By George Faraday, Legal & Policy Director
Right now it looks as if Trump and the GOP Senatorial leadership is so impatient to ram through Brett Kavanaugh’s appointment to SCOTUS that they won’t allow the allegations of sexual assault hanging over him to be investigated.
Why are they so eager to rush through the confirmation of such a potentially flawed nominee?
Well one answer may be that whatever doubts Kavanaugh’s extra-curricular past may raise about his fitness for the Court, his record on worker rights is spotless — at any rate from the Trump-GOP point of view.
As a George W. Bush appointee to the DC Federal Circuit Court, Kavanaugh has been in a unique position to demonstrate his anti-worker credentials. The DC Circuit hears appeals against the federal agencies tasked with protecting the rights and safety of American workers like OSHA and the National Labor Relations Board.
In his majority decisions and dissents Kavanaugh has consistently aimed to undermine the authority of these agencies. He approved the right of a casino owned by right-wing billionaire and political donor Sheldon Adelson to call the cops on union protestors; he held that the State Department may legally discriminate against older workers; and that Defense Department can abolish collective bargaining for its hundreds of thousands of civilian employees.
But Judge Kavanaugh’s most troubling positions may be his dissenting opinions in Agri Processor v NLRB, and Seaworld v Perez In Agri Processor Kavanaugh broke with decades of precedent to write that undocumented workers (whom he insisted on referring to as “illegal”) have no union organizing rights. If a conservative-dominated SCOTUS adopts his view, a major part of the American workforce will be permanently excluded from labor law protections, with disastrous results for all American workers.
In Seaworld Kavanaugh argued that OSHA exceeded its authority by requiring the theme park to protect its employees after Seaworld trainer Dawn Brancheau was killed by an orca whale. Kavanaugh took the opportunity offered by Brancheau’s death to launch a full-throated attack on government “paternalis[m]” and the right of “eager and willing” workers to sign up for even the most dangerous jobs.
Kavanaugh’s belief that government should respect individual workers’ freedom to subject themselves by contract to even the worst labor conditions mirrors the Supreme Court’s refusal to allow government to regulate wages, hours, and safety in its infamous 1905 Lochner decision. At his confirmation hearing Kavanaugh disavowed Lochner, but his judicial opinions say otherwise.

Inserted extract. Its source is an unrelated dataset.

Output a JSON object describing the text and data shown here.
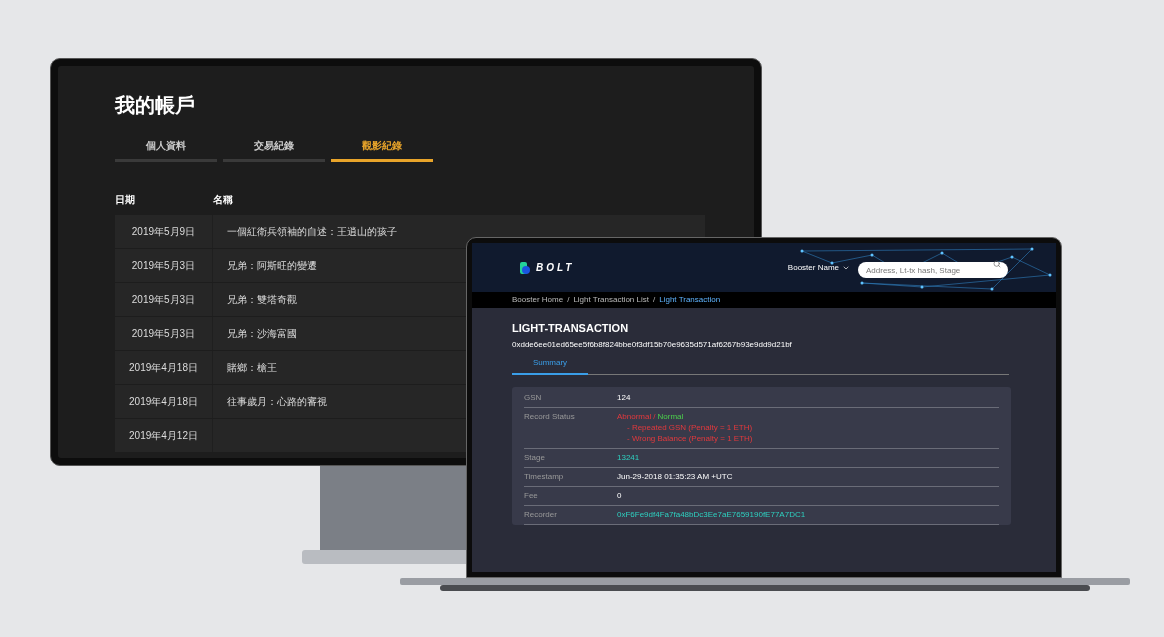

America still doesn’t know whether the young Kavanaugh exploited his privileges as a young, white man at an elite DC prep school and Ivy League college to assault his female peers. But based on his adult record as judge we already know that he – and the President who appointed him – is looking toward a Supreme Court that will green-light the exploitation and abuse of American workers on a scale we have not seen in almost century.